Alberte ! Et avec qui ?

— Mais comme par le passé, je resterai toujours la petite sœur affectueuse et dévouée…

— Et quel est le Prince Charmant ?

— Tu ne l’as pas deviné ? Avec Monsieur Étienne…

— Vraiment ? Que je suis heureux pour toi, petite sœur. Laisse-moi te féliciter. Souviens-toi, je t’avais prédit qu’il viendrait, le Prince Charmant… et tout à fait charmant encore…

— Mettons nous vite à table, il ne faudrait pas être en retard.

Le souper fut gai et rapide. Ovila, qui n’en pouvait croire ses oreilles, posait questions sur questions. S’il s’était douté ? Il avait bien vu le fils du patron fréquenter l’humble demeure ; mais jamais il n’aurait rêvé un tel bonheur pour sa sœur… et cependant, comme elle méritait bien la félicité qui l’attendait. Il lui était très sympathique, ce joli garçon si affable, si poli, aux manières cordiales et simples ; on se trouvait tout de suite à son aise avec lui. Il est vrai que leur petite sœur allait bien leur manquer, la demeure deviendrait grande et vide à la suite du départ d’Alberte ; mais enfin, on s’en consolerait en songeant à sa souriante destinée…

À peine sortie de table, Alberte monta dans sa chambre d’où elle sortait une demi-heure plus tard, radieusement belle en sa simple toilette de fil.
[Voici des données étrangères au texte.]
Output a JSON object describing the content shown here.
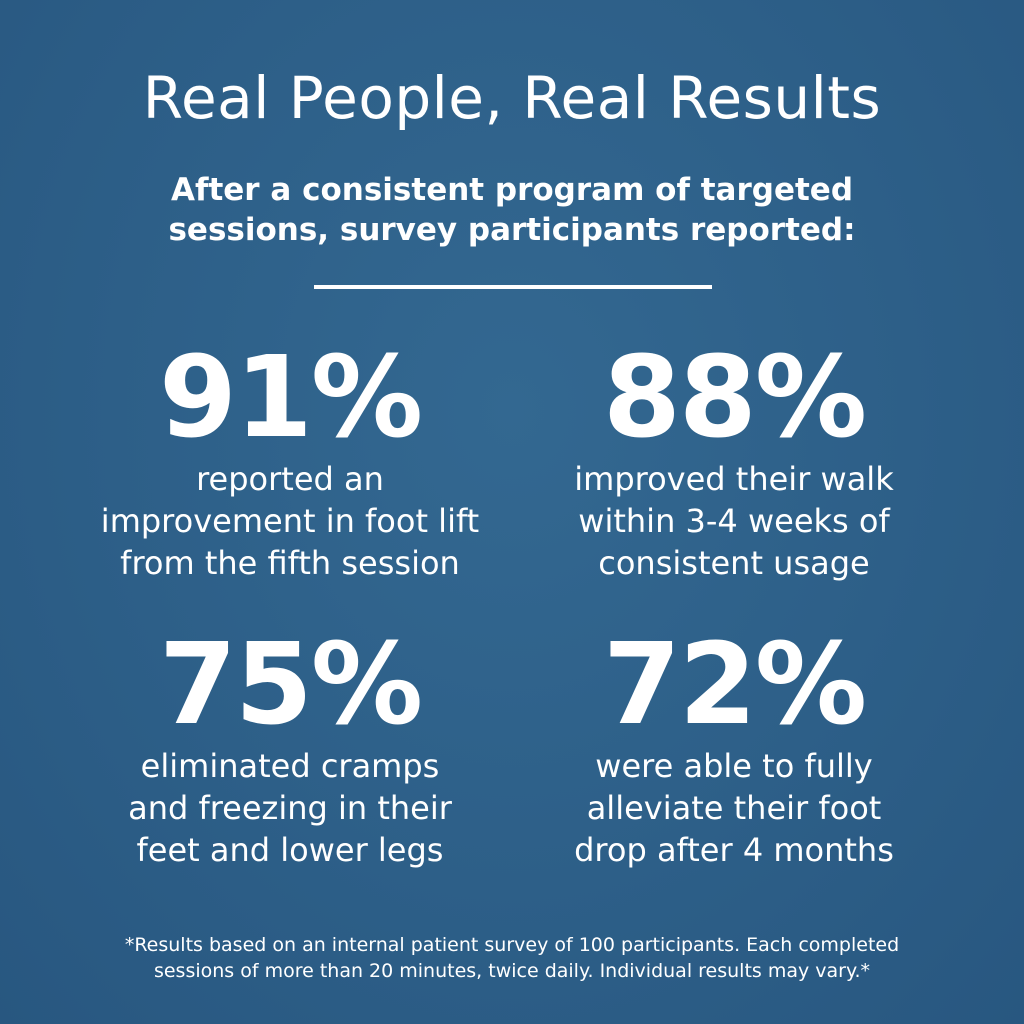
{
  "header": {
    "title": "Real People, Real Results",
    "subtitle_lines": [
      "After a consistent program of targeted",
      "sessions, survey participants reported:"
    ]
  },
  "stats": [
    {
      "value": "91%",
      "lines": [
        "reported an",
        "improvement in foot lift",
        "from the fifth session"
      ]
    },
    {
      "value": "88%",
      "lines": [
        "improved their walk",
        "within 3-4 weeks of",
        "consistent usage"
      ]
    },
    {
      "value": "75%",
      "lines": [
        "eliminated cramps",
        "and freezing in their",
        "feet and lower legs"
      ]
    },
    {
      "value": "72%",
      "lines": [
        "were able to fully",
        "alleviate their foot",
        "drop after 4 months"
      ]
    }
  ],
  "footnote": {
    "lines": [
      "*Results based on an internal patient survey of 100 participants. Each completed",
      "sessions of more than 20 minutes, twice daily. Individual results may vary.*"
    ]
  },
  "colors": {
    "background": "#2d5f88",
    "text": "#ffffff"
  }
}
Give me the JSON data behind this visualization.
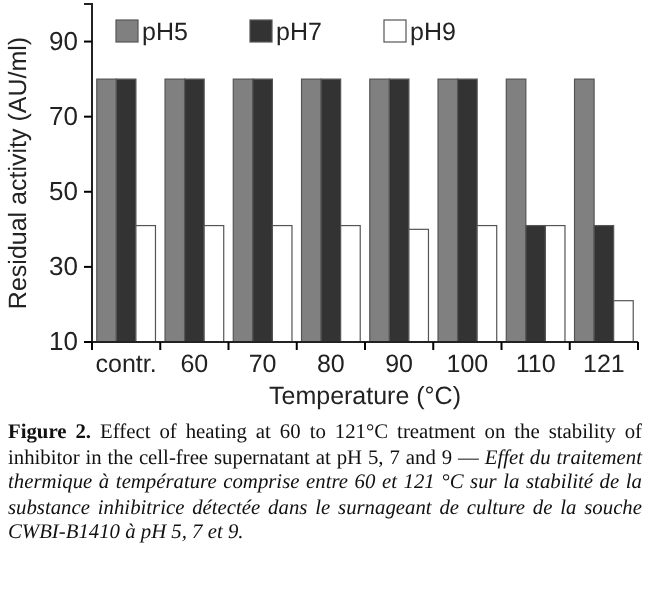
{
  "chart_data": {
    "type": "bar",
    "xlabel": "Temperature (°C)",
    "ylabel": "Residual activity (AU/ml)",
    "categories": [
      "contr.",
      "60",
      "70",
      "80",
      "90",
      "100",
      "110",
      "121"
    ],
    "series": [
      {
        "name": "pH5",
        "color": "#808080",
        "values": [
          80,
          80,
          80,
          80,
          80,
          80,
          80,
          80
        ]
      },
      {
        "name": "pH7",
        "color": "#333333",
        "values": [
          80,
          80,
          80,
          80,
          80,
          80,
          41,
          41
        ]
      },
      {
        "name": "pH9",
        "color": "#ffffff",
        "values": [
          41,
          41,
          41,
          41,
          40,
          41,
          41,
          21
        ]
      }
    ],
    "ylim": [
      10,
      100
    ],
    "yticks": [
      10,
      30,
      50,
      70,
      90
    ],
    "grid": false,
    "legend": "top",
    "annotations": [
      "Figure 2.",
      "Effect of heating at 60 to 121°C treatment on the stability of inhibitor in the cell-free supernatant at pH 5, 7 and 9 —",
      "Effet du traitement thermique à température comprise entre 60 et 121 °C sur la stabilité de la substance inhibitrice détectée dans le surnageant de culture de la souche CWBI-B1410 à pH 5, 7 et 9."
    ]
  }
}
Impatiente, elle vint s’asseoir au vivoir, ouvrit un livre et voulut lire ; mais son âme était trop agitée, elle ne pouvait arrêter son attention sur les passages parcourus. Elle se leva, plaça un disque sur le gramophone, une de ces partitions d’opéra qu’elle aimait tant ; mais la musique elle-même, loin de calmer sa nervosité, l’irritait. Elle n’attendit pas la fin du morceau, poussant la déclic de la machine, elle reprit son livre et vint s’asseoir. En face d’elle, le portrait de sa mère lui souriait et cet incident lui parut de bon augure. « Douce maman, dit-elle mentalement, toi qui du haut du ciel est témoin de mon bonheur, reçois-en l’hommage ! »

Le timbre retentit.

Alice était allée répondre et Alberte, le cœur palpitant, entendit une voix bien connue prononcer son nom. Puis l’élégante silhouette d’Étienne se dessina dans l’encadrement de la porte.

La jeune fille voulut se lever ; mais ses jambes se refusaient à la soutenir. D’ailleurs, Étienne était déjà à ses côtés, sa voix aimée, lui arrivait vague, imprécise, comme en un rêve, et cette voix se faisait douce et caressante, palpitante d’émotion, ardente de prière et d’amour. « N’est-ce pas, Alberte, que c’est vrai, vous voulez bien devenir ma femme » ? put-elle enfin saisir au milieu de son trouble.

Mais elle était encore incapable de prononcer une seule parole, sa douce figure était devenue moite et blanche, ses lèvres frémissantes et exsangues tremblaient d’émotion, impuissantes à articuler un seul son. Alors le jeune homme leva son regard vers ses yeux, ses beaux yeux que les larmes de joie sertissaient de diamants et qui, plus que toute vaine parole, disaient sa réponse.

Avec dévotion, Étienne prit sa main, et à son doigt effilé, il glissa l’anneau des fiançailles. Lentement, Alberte inclina la tête vers lui et sur ses lèvres palpitantes et fiévreuses, il déposa son premier baiser.